Being an obstetrician has a bit of the rabbinate to it. “I am with people at their happiest and saddest moments. I can fix problems. I’m always learning, always thinking, always teaching,” she said.

Jordie Gilbert-Honick graduated Ma’ayanot in 2008 and is a Ph.D. candidate in biomedical engineering at Johns Hopkins University. “My specialty is making skeletal muscle constructs,” she said.

“When people think about science, very often they think about what they learned in school and view it as static and not changing,” she said. “In my job I feel the fluid and dynamic nature of science. We will develop the science that will be studied in school in the next generation.”

Her Ma’ayanot education helped her.

“My first computer coding class was a foreign language, and solving the problems was challenging,” she said. “My first instinct was to give up. Then I realized I had faced similar challenges in high school. I had learned Gemara, which repeatedly challenged me to think creatively in a foreign language.
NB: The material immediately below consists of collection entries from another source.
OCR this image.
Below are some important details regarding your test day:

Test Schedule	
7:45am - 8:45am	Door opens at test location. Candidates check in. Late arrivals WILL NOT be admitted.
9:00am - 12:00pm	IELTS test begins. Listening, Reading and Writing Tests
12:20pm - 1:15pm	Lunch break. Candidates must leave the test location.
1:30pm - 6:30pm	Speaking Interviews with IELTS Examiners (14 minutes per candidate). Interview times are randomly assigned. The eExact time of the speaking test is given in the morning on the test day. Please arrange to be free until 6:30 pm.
“Remember you can do this,” she told the students. “My best advice is to be resilient. There will be bumps along the road. Many times I questioned whether I was up to the challenge. Don’t give up.”

Dr. Natalie Macon is a biomedical engineer with her own consultancy.

“The more I studied about human physiology, chemistry, and physics, the more I realized I regarded the human body as a great work of art. I wanted to be someone to help restore it and care for it over a lifetime.

“I realized I didn’t want to be a physician. I wanted to create the new technologies and tools for healthcare.”

She got an undergraduate degree from Brown in biomechanical engineering, and then a doctorate in the field at the University of Alabama. “I love what I do,” she said. “You can do all kinds of different things to make a big difference in a patient’s life.”

She has worked on devices to prevent heart attacks and strokes. “If you want to make a difference, this is a career path I can recommend,” she said. “It’s a huge reward; something no money can buy.”

She concluded by urging the students to “Think like a GIRL: Game changer. Innovator. Rule breaker. Leader. I encourage you to think like that for any profession you choose.”